On Thursday, an inquiry report by a two-man committee had squarely blamed Yasmin Abbasey for the missing record.
An informed source told Dawn that Yasmin Abbasey in a letter written to the prime minister on July 25 had described the conclusion reached by the probe committee (holding her responsible for the missing files) as illegal, mala fide and devoid of any cogent reason.
The committee comprising Establishment Secretary Sami Saeed and Intelligence Bureau Director General Aftab Sultan had submitted its findings before the Supreme Court. The committee was appointed by the prime minister when the Supreme Court was informed on June 26 that the previous PPP government had sent a secret letter to a law firm it had engaged and sought an official confirmation about Swiss authority’s inability to revive the graft cases against President Zardari.
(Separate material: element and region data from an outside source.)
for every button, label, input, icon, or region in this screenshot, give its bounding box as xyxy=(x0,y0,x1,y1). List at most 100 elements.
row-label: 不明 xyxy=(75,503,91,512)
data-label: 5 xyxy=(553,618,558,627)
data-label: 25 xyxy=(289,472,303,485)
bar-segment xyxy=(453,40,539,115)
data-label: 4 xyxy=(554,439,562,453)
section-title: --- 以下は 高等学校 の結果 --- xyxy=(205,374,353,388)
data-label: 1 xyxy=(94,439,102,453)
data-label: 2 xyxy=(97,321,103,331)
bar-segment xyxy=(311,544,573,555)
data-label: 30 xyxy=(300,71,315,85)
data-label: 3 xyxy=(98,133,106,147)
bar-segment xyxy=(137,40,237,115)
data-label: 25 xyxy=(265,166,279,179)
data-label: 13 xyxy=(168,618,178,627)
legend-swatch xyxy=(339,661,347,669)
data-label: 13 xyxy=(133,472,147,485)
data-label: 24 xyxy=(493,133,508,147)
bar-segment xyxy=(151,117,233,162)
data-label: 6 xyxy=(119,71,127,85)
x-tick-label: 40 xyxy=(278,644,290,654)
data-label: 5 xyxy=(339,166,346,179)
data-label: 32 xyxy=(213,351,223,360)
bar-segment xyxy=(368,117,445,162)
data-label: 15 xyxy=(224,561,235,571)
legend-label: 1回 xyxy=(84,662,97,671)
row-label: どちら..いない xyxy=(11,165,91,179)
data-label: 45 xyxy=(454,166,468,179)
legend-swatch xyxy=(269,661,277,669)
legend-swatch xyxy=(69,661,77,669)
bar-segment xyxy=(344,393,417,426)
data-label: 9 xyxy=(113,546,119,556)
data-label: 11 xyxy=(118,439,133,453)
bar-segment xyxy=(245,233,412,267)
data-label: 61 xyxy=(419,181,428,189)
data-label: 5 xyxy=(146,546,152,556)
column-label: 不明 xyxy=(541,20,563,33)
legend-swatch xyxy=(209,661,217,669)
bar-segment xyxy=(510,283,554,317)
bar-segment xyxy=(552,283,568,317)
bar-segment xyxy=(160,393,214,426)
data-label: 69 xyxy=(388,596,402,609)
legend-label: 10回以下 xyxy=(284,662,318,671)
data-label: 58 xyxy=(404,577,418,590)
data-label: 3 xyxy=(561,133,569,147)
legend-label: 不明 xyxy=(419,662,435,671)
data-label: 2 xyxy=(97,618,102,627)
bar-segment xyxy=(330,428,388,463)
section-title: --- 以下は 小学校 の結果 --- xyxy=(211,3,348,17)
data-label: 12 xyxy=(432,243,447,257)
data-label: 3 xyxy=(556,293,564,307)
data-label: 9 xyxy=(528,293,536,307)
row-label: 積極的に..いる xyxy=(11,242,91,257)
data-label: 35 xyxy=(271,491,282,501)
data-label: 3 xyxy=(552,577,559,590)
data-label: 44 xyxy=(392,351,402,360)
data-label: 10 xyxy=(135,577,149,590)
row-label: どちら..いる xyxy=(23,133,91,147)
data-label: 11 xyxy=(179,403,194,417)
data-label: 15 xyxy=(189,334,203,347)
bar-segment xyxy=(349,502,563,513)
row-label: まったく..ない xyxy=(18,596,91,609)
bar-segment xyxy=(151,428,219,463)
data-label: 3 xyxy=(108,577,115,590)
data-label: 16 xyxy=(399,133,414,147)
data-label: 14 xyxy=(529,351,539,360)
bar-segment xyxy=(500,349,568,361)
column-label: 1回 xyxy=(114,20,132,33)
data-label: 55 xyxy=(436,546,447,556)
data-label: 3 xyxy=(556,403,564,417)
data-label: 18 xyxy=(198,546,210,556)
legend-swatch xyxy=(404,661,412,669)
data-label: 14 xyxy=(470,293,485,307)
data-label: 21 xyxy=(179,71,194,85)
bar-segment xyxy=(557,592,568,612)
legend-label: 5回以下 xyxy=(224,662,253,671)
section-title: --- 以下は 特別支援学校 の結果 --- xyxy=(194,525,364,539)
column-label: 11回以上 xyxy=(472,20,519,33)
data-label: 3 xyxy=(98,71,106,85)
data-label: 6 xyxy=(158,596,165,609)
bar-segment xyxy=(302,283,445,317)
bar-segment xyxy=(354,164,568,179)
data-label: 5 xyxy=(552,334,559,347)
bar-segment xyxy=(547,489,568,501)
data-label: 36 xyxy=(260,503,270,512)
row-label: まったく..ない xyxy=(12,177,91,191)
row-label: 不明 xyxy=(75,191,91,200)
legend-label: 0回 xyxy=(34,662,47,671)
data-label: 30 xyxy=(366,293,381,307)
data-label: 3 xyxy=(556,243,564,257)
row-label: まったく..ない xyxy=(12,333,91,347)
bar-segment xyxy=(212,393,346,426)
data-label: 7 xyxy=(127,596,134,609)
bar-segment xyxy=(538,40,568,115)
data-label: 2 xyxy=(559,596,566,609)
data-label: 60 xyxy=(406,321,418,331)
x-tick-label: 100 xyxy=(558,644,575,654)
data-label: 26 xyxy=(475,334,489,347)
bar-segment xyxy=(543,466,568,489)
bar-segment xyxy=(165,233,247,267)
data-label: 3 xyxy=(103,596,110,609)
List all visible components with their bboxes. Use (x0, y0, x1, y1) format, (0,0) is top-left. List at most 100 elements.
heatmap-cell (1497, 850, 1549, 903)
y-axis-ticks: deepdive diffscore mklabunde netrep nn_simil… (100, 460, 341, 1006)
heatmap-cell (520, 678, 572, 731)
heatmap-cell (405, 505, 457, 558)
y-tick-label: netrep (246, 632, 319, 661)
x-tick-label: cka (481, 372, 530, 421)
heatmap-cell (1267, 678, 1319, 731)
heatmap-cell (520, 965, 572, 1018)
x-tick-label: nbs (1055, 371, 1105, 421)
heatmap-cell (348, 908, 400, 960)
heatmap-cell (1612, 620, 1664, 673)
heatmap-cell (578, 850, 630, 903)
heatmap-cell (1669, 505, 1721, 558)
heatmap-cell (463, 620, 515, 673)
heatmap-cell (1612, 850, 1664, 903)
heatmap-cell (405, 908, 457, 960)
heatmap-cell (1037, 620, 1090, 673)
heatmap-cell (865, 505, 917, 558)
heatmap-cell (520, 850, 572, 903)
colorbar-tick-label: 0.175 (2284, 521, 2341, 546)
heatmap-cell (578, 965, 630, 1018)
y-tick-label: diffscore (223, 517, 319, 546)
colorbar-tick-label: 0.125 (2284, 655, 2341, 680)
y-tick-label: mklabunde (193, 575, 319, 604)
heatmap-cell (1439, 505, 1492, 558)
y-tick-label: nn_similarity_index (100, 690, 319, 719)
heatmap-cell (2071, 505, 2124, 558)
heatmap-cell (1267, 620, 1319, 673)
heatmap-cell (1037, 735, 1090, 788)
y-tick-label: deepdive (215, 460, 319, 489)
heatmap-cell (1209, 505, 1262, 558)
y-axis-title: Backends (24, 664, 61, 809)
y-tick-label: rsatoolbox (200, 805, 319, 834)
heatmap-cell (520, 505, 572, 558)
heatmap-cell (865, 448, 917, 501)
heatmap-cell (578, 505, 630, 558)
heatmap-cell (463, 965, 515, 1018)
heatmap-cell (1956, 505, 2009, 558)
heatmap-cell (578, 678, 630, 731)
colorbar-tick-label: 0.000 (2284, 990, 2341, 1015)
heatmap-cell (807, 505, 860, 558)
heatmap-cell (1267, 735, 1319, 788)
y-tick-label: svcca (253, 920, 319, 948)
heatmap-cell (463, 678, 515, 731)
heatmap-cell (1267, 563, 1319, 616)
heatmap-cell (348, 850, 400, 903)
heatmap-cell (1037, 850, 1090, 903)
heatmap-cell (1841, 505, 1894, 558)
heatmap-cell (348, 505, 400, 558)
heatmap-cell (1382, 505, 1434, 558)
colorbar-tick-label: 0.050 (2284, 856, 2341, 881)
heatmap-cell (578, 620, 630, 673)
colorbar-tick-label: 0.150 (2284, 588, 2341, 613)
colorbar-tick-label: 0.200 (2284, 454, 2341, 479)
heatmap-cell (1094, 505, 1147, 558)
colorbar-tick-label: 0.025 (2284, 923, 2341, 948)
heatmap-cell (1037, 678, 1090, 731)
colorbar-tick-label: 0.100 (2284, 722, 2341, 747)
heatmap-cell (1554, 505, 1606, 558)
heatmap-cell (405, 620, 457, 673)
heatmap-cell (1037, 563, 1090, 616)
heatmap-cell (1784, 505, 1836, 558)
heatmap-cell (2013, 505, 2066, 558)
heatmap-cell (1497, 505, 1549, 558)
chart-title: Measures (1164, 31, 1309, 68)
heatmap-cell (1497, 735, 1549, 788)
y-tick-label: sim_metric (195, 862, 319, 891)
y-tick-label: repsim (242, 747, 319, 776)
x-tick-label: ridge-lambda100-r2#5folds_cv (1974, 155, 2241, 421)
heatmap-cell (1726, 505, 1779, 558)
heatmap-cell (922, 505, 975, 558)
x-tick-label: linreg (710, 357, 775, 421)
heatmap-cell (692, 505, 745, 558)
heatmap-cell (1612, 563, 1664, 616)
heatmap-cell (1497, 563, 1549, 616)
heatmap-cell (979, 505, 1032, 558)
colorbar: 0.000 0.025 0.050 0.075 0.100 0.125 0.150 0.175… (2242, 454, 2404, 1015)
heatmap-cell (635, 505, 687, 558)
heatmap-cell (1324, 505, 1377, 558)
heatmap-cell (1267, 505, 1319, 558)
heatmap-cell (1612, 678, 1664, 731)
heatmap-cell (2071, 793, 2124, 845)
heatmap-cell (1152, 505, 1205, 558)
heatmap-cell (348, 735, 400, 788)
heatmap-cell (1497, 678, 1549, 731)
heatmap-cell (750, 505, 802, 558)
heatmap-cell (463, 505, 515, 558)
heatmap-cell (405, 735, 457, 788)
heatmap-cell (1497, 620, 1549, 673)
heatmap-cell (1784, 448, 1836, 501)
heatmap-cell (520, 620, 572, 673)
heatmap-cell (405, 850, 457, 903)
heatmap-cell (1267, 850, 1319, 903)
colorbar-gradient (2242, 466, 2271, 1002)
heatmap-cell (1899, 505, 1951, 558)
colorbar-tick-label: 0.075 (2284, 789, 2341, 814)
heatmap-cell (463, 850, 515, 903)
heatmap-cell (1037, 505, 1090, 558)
The committee expanded its investigation to look into the delay in communication to the government of Pakistan of decisions of the “order of the non-entry into the subject”, issued by the judicial authorities in Geneva on Feb 4 this year. The committee also looked into any subsequent delay in the offices of the ambassador of Pakistan in Switzerland and the law ministry in communicating these facts to the prime minister.
The secret letter was written to Dr Nicholas Jeandin of the law firm Fontanetassocies Geneva by the former law secretary, Yasmin Abbasey, on Nov 22 last year. Dr Jeandin was instructed in the letter to explain to the Attorney General of Geneva about the position of the Pakistan government that the order of closing of cases against President Zardari by the former Attorney General on Aug 25, 2008, had attained finality and could not be reopened under the Swiss law.
The secret letter came to light when Pakistan’s Ambassador in Berne Mohammad Saleem sent a fax message on June 18, 2013, to the law secretary forwarding a letter of June 13, 2013, along with enclosures received from Dr Jeandin relating to the SGS/Cotecna money-laundering case.
The inquiry report held that the entire matter pertaining to correspondence from and to the ministry of law had been handled in the office of the then secretary law.
According to the report, Ms Abbasey never interacted with the probe committee despite repeated requests although she questioned the legality of proceedings in a note sent to the committee.
In her letter Ms Abbasey clarified that on July 4 and 8 this year she had received letters from the inquiry committee seeking some clarifications on the issue. In her replies to the letters, she asked members of the inquiry committee through her letters of July 10 and 12 that no details of missing documents or relevant contents of which the clarification was required had been furnished to her.
She had also expressed the desire, the former secretary explained in the letter, to know with certainty the specific documents regarding which the reply was to be given.
She said that the record of the subject case was in volumes but that both the times the inquiry committee never specified what information/clarification they wanted from her.
Under these circumstances, she said, it was not possible for her to make any statement before the committee. In the absence of information sought by the inquiry committee and replies she sent, she regretted, it was not legally appropriate for the committee to hold her responsible for the uncertain missing record and documents of the law division regarding the Swiss cases.